Ribaltoni
Il “caso dossieraggio” è sparito. Ma non era lo scandalo del decennio?
Per settimane non si è parlato d'altro. Ora il silenzio. Ciò che è certo, per ora, è che non è emersa l’esistenza di alcun dossier. Insomma, il “caso dossieraggio” non esiste. Al massimo si può parlare di accessi abusivi alle banche dati, vicenda meno attraente per il lettore medio
Per settimane è stato rappresentato come lo scandalo del decennio: migliaia di accessi abusivi alle banche dati della procura nazionale antimafia, fughe di notizie, creazione di dossier su politici, imprenditori e personaggi famosi, rapporti distorti fra inquirenti e giornalisti, l’ombra del coinvolgimento di servizi segreti stranieri. Poi il “caso dossieraggio” è sparito completamente dai radar del dibattito pubblico e politico. Neanche una parola. Ci sarebbe quasi da rallegrarsi, se non fosse che il segreto delle indagini è ormai da tempo andato a farsi benedire.
Raffaele Cantone, capo della procura di Perugia, che sta conducendo l’inchiesta, in un’audizione di oltre due ore alla commissione Antimafia ha infatti elencato tutte le principali risultanze investigative raggiunte finora: gli accessi abusivi effettuati dal finanziere Pasquale Striano, principale indagato, sono risultate “oltre diecimila”; Striano “ha scaricato 33.528 file dalla banca dati della Direzione nazionale antimafia”; al momento non sono emersi elementi tali da far pensare a finalità economiche della sua attività; “con alcuni giornalisti Striano aveva rapporti di amicizia personali”. E tanto altro.

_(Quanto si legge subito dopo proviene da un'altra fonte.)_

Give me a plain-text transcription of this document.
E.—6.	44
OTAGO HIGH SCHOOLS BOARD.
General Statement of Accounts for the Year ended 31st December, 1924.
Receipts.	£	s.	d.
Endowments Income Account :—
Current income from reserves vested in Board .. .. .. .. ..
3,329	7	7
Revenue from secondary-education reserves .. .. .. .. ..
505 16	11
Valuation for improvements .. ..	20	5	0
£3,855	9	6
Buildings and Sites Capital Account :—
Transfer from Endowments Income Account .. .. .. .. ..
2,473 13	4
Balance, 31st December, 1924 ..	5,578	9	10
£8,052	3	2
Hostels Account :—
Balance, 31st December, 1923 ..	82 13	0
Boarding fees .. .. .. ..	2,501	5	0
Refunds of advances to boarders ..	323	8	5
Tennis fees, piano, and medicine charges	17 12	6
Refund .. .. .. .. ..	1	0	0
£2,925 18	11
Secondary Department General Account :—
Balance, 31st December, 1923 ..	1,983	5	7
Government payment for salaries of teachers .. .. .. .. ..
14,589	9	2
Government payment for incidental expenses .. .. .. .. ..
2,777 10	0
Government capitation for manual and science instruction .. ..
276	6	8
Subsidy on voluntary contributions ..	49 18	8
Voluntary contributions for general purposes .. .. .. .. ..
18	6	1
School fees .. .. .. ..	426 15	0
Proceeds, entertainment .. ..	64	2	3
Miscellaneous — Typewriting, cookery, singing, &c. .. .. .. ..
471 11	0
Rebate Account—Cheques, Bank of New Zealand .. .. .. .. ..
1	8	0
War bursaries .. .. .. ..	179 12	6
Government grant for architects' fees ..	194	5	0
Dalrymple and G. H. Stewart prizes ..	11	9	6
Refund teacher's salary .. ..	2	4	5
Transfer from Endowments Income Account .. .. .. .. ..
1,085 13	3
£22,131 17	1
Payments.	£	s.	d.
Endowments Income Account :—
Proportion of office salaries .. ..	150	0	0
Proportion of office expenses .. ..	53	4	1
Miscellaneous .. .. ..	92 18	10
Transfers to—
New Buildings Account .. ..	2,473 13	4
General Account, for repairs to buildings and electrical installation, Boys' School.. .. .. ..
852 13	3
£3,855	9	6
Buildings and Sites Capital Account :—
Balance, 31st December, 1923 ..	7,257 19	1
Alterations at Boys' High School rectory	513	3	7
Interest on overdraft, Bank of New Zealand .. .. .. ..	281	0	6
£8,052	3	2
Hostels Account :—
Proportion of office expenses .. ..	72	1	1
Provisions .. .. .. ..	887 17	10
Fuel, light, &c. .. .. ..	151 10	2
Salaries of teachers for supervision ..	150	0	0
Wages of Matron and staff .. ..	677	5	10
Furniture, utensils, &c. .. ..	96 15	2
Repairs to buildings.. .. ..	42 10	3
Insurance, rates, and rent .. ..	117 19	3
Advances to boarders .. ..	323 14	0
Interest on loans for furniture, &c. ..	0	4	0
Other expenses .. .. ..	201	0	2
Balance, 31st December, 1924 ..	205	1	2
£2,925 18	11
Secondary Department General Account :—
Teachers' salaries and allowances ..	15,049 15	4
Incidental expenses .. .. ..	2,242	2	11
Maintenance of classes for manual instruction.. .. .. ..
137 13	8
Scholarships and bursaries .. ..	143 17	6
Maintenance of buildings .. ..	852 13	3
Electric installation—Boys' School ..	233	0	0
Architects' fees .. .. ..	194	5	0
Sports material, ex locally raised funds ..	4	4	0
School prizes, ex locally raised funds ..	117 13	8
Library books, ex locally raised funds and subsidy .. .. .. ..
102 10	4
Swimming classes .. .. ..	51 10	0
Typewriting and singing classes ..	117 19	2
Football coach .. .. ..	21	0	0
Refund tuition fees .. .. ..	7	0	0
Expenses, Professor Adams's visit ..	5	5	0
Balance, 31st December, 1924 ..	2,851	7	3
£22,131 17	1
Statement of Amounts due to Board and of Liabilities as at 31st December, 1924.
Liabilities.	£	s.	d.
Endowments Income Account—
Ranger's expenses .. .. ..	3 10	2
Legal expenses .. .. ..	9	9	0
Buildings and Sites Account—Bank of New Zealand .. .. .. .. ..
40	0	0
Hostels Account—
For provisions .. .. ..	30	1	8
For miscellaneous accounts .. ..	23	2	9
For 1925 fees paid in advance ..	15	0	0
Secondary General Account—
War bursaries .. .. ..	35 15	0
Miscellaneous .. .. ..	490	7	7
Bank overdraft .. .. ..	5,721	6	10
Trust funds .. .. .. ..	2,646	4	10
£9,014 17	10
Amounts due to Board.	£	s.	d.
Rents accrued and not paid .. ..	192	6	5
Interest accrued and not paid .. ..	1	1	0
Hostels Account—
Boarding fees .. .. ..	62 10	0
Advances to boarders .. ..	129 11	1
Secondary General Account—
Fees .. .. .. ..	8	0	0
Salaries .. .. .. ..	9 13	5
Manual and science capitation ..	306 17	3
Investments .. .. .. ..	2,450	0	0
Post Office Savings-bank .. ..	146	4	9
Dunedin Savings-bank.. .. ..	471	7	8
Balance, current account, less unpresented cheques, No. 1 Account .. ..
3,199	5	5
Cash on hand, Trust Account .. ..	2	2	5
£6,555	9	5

Fatto sta che dopo il tam tam iniziale, l’attenzione sul caso si è interrotta. Segno forse che le indagini non stanno fornendo i riscontri attesi. Ciò che è certo, per ora, è che non è emersa l’esistenza di alcun dossier in senso stretto. Insomma, il “caso dossieraggio” non esiste. Al massimo si può parlare di “caso accessi abusivi alle banche dati”. Tutta un’altra cosa, di sicuro meno attraente per il lettore medio.

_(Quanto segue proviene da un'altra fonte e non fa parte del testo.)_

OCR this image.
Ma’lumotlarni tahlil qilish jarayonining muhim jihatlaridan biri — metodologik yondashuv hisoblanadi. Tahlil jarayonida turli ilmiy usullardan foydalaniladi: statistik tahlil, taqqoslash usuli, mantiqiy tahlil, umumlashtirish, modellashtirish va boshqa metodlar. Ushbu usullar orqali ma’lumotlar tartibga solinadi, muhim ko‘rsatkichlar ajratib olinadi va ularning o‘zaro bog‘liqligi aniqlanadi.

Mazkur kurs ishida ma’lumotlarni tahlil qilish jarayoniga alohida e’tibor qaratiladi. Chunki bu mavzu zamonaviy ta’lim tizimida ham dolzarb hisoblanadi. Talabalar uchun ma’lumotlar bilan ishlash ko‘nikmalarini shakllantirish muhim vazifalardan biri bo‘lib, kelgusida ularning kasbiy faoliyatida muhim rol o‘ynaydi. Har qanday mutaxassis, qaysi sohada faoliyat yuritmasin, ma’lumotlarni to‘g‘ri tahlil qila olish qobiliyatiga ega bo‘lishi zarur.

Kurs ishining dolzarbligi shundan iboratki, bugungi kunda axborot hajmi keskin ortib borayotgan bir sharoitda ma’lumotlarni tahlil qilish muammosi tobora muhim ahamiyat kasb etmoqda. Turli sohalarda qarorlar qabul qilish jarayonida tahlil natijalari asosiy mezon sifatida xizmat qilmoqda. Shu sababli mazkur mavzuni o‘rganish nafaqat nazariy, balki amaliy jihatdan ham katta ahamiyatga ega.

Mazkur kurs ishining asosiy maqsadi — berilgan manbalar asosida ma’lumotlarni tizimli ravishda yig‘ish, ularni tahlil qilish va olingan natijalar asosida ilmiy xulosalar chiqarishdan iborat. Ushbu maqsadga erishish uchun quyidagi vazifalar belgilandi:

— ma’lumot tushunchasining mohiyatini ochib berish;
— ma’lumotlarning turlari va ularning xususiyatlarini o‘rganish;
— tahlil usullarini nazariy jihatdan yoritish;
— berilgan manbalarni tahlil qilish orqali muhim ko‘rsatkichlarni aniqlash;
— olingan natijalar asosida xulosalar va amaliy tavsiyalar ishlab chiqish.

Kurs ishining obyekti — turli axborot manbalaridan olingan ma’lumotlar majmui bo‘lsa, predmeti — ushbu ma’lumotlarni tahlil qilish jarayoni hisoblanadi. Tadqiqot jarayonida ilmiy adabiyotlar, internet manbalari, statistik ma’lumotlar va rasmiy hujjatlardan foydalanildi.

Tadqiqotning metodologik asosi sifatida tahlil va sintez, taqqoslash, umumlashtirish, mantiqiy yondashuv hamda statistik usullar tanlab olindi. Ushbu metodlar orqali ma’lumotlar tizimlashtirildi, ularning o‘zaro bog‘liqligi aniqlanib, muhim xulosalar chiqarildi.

L’inchiesta non solo sembra essersi fortemente ridimensionata, ma rischia di subire un clamoroso scossone. Il magistrato Antonio Laudati, indagato per alcuni accessi abusivi e responsabile per un periodo del gruppo Sos (segnalazioni operazioni sospette) a cui faceva riferimento Striano, ha chiesto di essere sentito in commissione Antimafia. Nella richiesta, Laudati ricorda che il caso ha preso avvio dalla denuncia del ministro Crosetto dopo la pubblicazione di un articolo sulla sua precedente attività professionale. Laudati spiega di aver verificato che nessun accertamento nei confronti di Crosetto è mai stato effettuato dall’ufficio Sos della procura nazionale antimafia: gli accessi sono stati effettuati sulla banca dati in dotazione alla Guardia di Finanza, nei cui uffici Striano lavorava tre giorni a settimana.
Laudati aggiunge che in quelle occasioni non avrebbe logicamente potuto esercitare alcuna direzione né controllo sulle attività di Striano. Se ciò fosse confermato, significherebbe che la competenza sui fatti al centro del caso sarebbero di competenza della procura di Roma e non di Perugia, competente per i reati che coinvolgono i magistrati in servizio nella Capitale. Si ricomincia da capo?